As expected, in this mouse model of neuropathic pain, clobazam had a strong and significant antihyperalgesic effect. The magnitude of this effect was comparable to the effect of diazepam ) and of the α2/α3 – subtype-selective BZD-site ligand HZ166 . Similar to what is described in the literature for diazepam  and α2–α3 selective compounds [9, 17, 18], clobazam did not modify the response of the non-injured paw, suggesting that a facilitation of GABAA receptor-mediated inhibition at the spinal cord level is involved in the observed antihyperalgesia.
Clobazam is a non-selective BZD, which appears to show relatively little cognitive and psychomotor side effects at therapeutic doses in human beings. Unlike other non-selective BZDs such as diazepam or clonazepam, which possess a 1–4 chemical structure, clobazam has a 1–5 chemical structure which may contribute to its better side effect profile . However, the selectivity of clobazam has not been determined. The reduced effect on psychomotor performance of clobazam (10 and 20 mg) compared with clonazepam (0.5 and 1 mg) was demonstrated in healthy volunteers  as well as, compared with lorazepam (1 mg), in anxious patients [20, 21]. Our experiment corroborates these findings because the activity of the mice, recorded for 1 hr from the peak effect, was not significantly decreased at the dose of 3 mg/kg, which already displayed a notable antihyperalgesic effect. When the doses were increased up to 10 mg/kg or higher, the sedation became significant.
The use of selective compounds targeting the α2 and α3 subunits of the GABAA receptor would give an opportunity to separate the desired antihyperalgesic effects from the unwanted sedative effects, which are mainly mediated by α1-containing GABAA receptors.
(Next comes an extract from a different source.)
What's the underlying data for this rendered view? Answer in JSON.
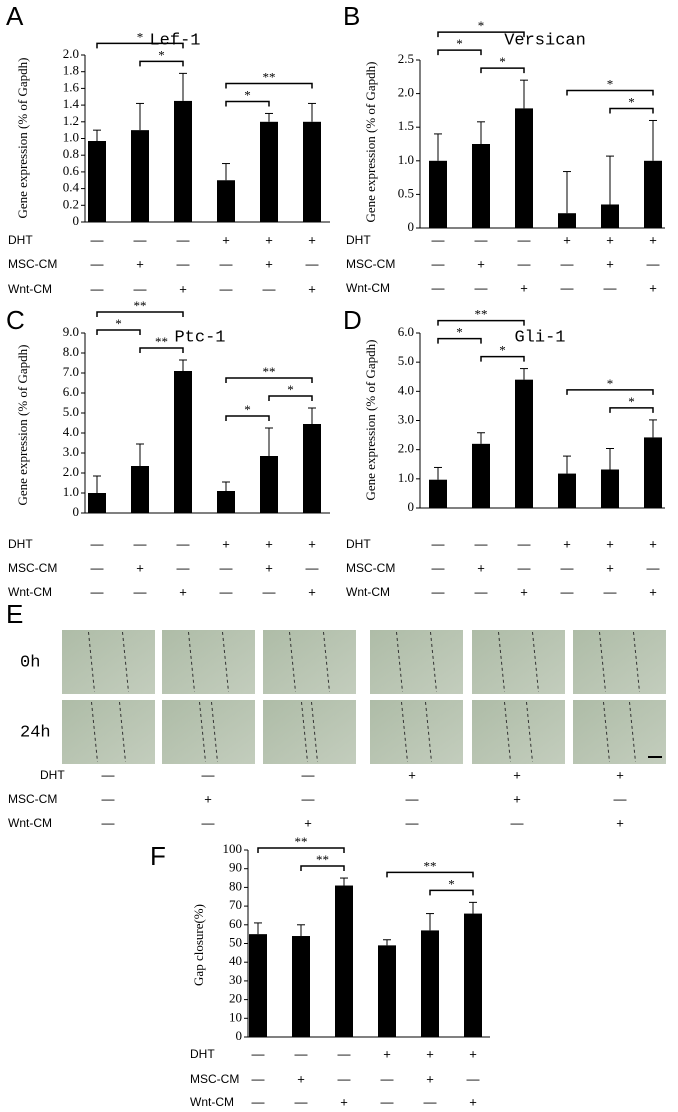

Such compounds were successfully tested in rats (L-838,417, for example ). They were, however, not further developed in human beings for pharmacokinetic reasons such as a poor bioavailability and short half-lives. More recently, these positive results were replicated with HZ166, a novel 8-substituted triazolo- and imidazobenzodiazepine, which also showed a better pharmacokinetic profile .
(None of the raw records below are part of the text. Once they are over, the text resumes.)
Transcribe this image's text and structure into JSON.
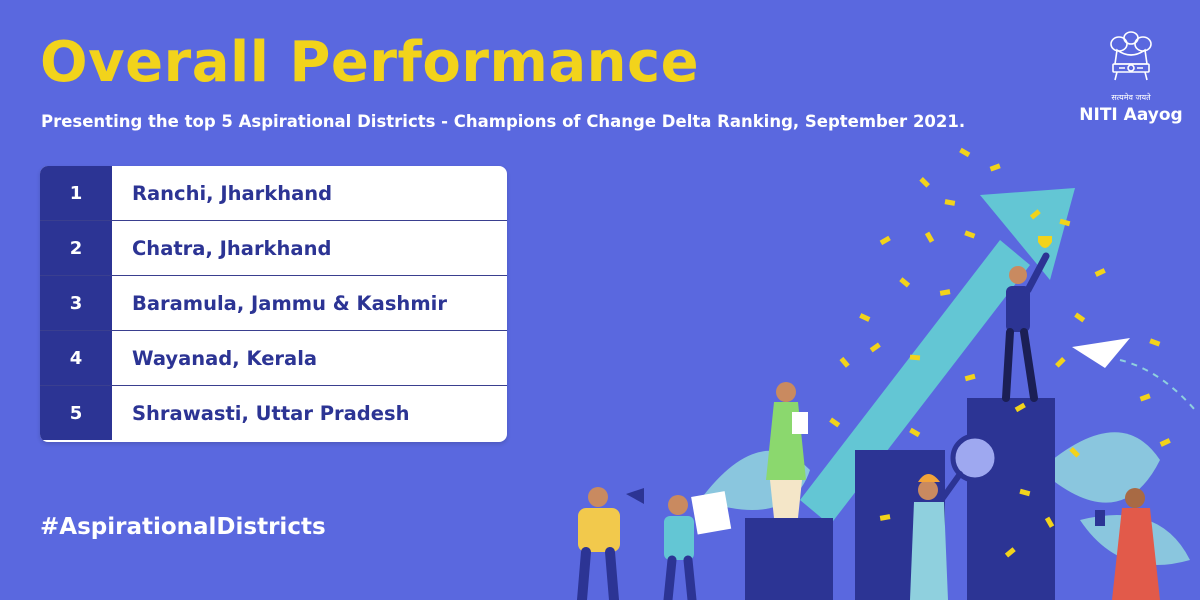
{
  "header": {
    "title": "Overall Performance",
    "subtitle": "Presenting the top 5 Aspirational Districts - Champions of Change Delta Ranking, September 2021."
  },
  "logo": {
    "motto": "सत्यमेव जयते",
    "org": "NITI Aayog"
  },
  "ranking": [
    {
      "rank": "1",
      "district": "Ranchi, Jharkhand"
    },
    {
      "rank": "2",
      "district": "Chatra, Jharkhand"
    },
    {
      "rank": "3",
      "district": "Baramula, Jammu & Kashmir"
    },
    {
      "rank": "4",
      "district": "Wayanad, Kerala"
    },
    {
      "rank": "5",
      "district": "Shrawasti, Uttar Pradesh"
    }
  ],
  "hashtag": "#AspirationalDistricts",
  "colors": {
    "background": "#5a68df",
    "title": "#f2d31b",
    "rank_cell": "#2c3494",
    "district_text": "#2c3494",
    "arrow": "#63c6d4",
    "confetti": "#f2d31b"
  }
}
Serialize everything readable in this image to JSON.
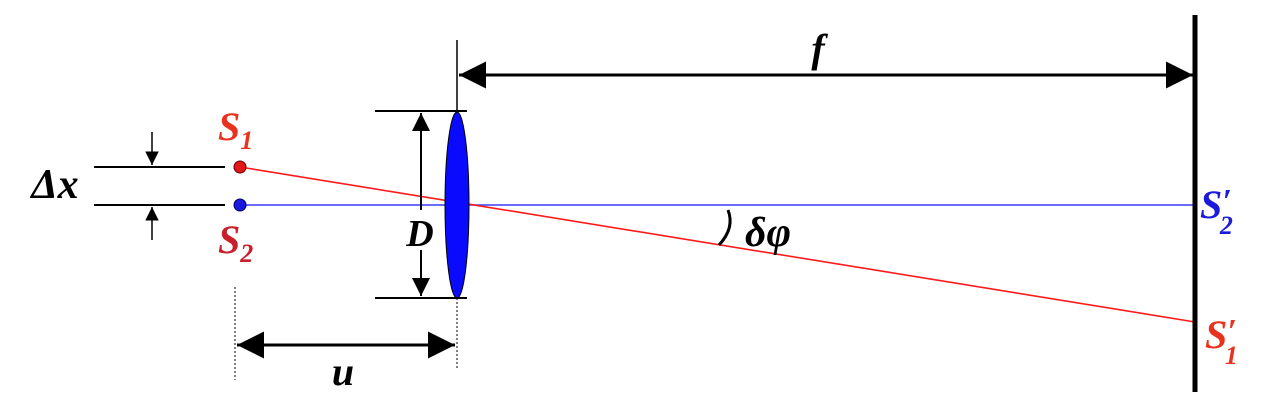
{
  "labels": {
    "source1": {
      "main": "S",
      "sub": "1"
    },
    "source2": {
      "main": "S",
      "sub": "2"
    },
    "image1": {
      "main": "S",
      "prime": "′",
      "sub": "1"
    },
    "image2": {
      "main": "S",
      "prime": "′",
      "sub": "2"
    },
    "separation": "Δx",
    "aperture": "D",
    "focal_length": "f",
    "object_distance": "u",
    "angle": "δφ"
  },
  "colors": {
    "ray_source1": "#ff1a1a",
    "ray_source2": "#3a3aff",
    "lens_fill": "#0a0aff",
    "label_source1": "#e8321e",
    "label_source2": "#c8202a",
    "label_image2": "#1a1ad8",
    "line": "#000000"
  }
}
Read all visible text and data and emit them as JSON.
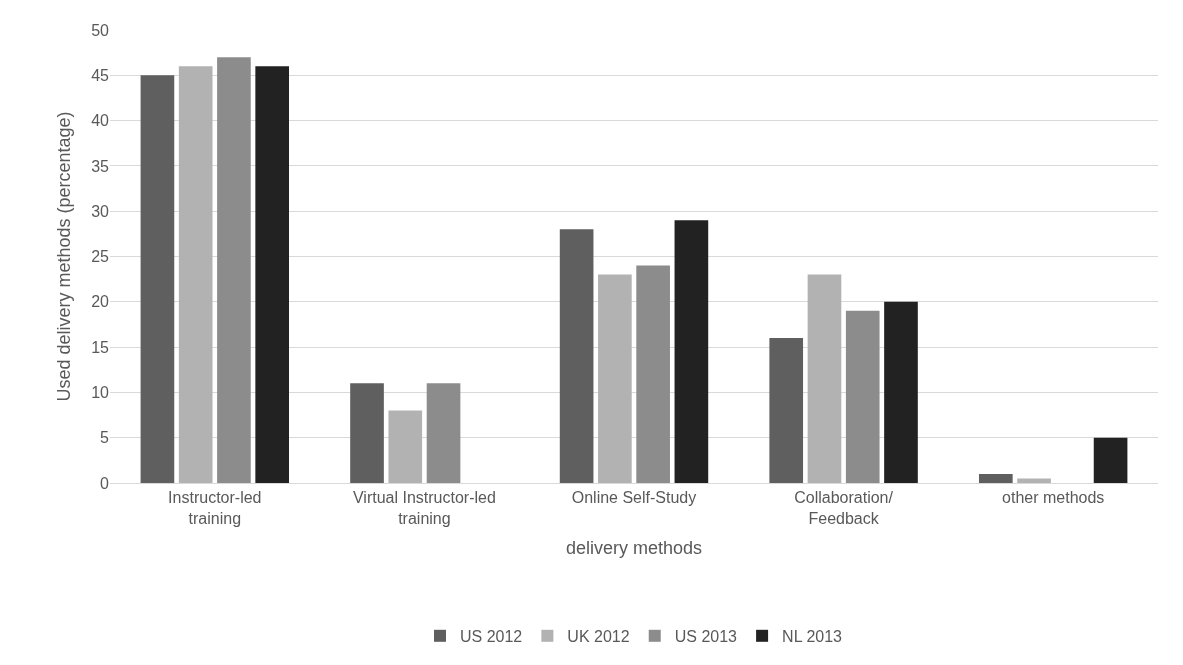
{
  "chart_data": {
    "type": "bar",
    "xlabel": "delivery methods",
    "ylabel": "Used delivery methods (percentage)",
    "categories": [
      "Instructor-led\ntraining",
      "Virtual Instructor-led\ntraining",
      "Online Self-Study",
      "Collaboration/\nFeedback",
      "other methods"
    ],
    "series": [
      {
        "name": "US 2012",
        "color": "#5f5f5f",
        "values": [
          45,
          11,
          28,
          16,
          1
        ]
      },
      {
        "name": "UK 2012",
        "color": "#b2b2b2",
        "values": [
          46,
          8,
          23,
          23,
          0.5
        ]
      },
      {
        "name": "US 2013",
        "color": "#8c8c8c",
        "values": [
          47,
          11,
          24,
          19,
          null
        ]
      },
      {
        "name": "NL 2013",
        "color": "#222222",
        "values": [
          46,
          null,
          29,
          20,
          5
        ]
      }
    ],
    "ylim": [
      0,
      50
    ],
    "yticks": [
      0,
      5,
      10,
      15,
      20,
      25,
      30,
      35,
      40,
      45,
      50
    ],
    "grid": "y",
    "legend": "bottom"
  }
}
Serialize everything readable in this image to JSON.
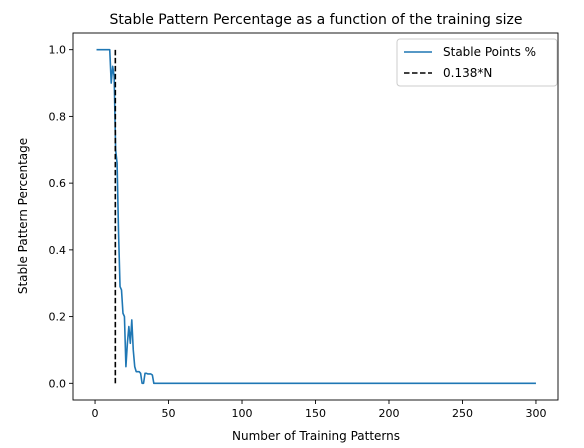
{
  "chart_data": {
    "type": "line",
    "title": "Stable Pattern Percentage as a function of the training size",
    "xlabel": "Number of Training Patterns",
    "ylabel": "Stable Pattern Percentage",
    "xlim": [
      -15,
      315
    ],
    "ylim": [
      -0.05,
      1.05
    ],
    "xticks": [
      0,
      50,
      100,
      150,
      200,
      250,
      300
    ],
    "yticks": [
      0.0,
      0.2,
      0.4,
      0.6,
      0.8,
      1.0
    ],
    "ytick_labels": [
      "0.0",
      "0.2",
      "0.4",
      "0.6",
      "0.8",
      "1.0"
    ],
    "grid": false,
    "legend_position": "top-right",
    "series": [
      {
        "name": "Stable Points %",
        "color": "#1f77b4",
        "style": "solid",
        "x": [
          1,
          2,
          3,
          4,
          5,
          6,
          7,
          8,
          9,
          10,
          11,
          12,
          13,
          14,
          15,
          16,
          17,
          18,
          19,
          20,
          21,
          22,
          23,
          24,
          25,
          26,
          27,
          28,
          29,
          30,
          31,
          32,
          33,
          34,
          35,
          36,
          37,
          38,
          39,
          40,
          41,
          42,
          43,
          44,
          45,
          50,
          100,
          150,
          200,
          250,
          300
        ],
        "y": [
          1.0,
          1.0,
          1.0,
          1.0,
          1.0,
          1.0,
          1.0,
          1.0,
          1.0,
          1.0,
          0.9,
          0.95,
          0.92,
          0.7,
          0.66,
          0.45,
          0.29,
          0.28,
          0.21,
          0.2,
          0.05,
          0.12,
          0.17,
          0.12,
          0.19,
          0.1,
          0.05,
          0.035,
          0.035,
          0.035,
          0.03,
          0.0,
          0.0,
          0.03,
          0.03,
          0.028,
          0.028,
          0.028,
          0.025,
          0.0,
          0.0,
          0.0,
          0.0,
          0.0,
          0.0,
          0.0,
          0.0,
          0.0,
          0.0,
          0.0,
          0.0
        ]
      },
      {
        "name": "0.138*N",
        "color": "#000000",
        "style": "dashed",
        "x": [
          13.8,
          13.8
        ],
        "y": [
          0.0,
          1.0
        ]
      }
    ]
  }
}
Compounds that have entered clinical trials include TPA023 and more recently MRK-409 [27, 28]. However, the development of MRK-409 was terminated because, unlike in pre-clinical tests, it failed to exhibit anxiolytic activity at non-sedative doses .
In summary, clobazam exhibits pronounced antihyperalgesic activity at a dose that does not cause significant sedation. As long as subtype-selective compounds suitable for use in human beings are lacking, clobazam is a good candidate for proof-of-principle studies addressing antihyperalgesic properties of BZDs in human experimental pain models.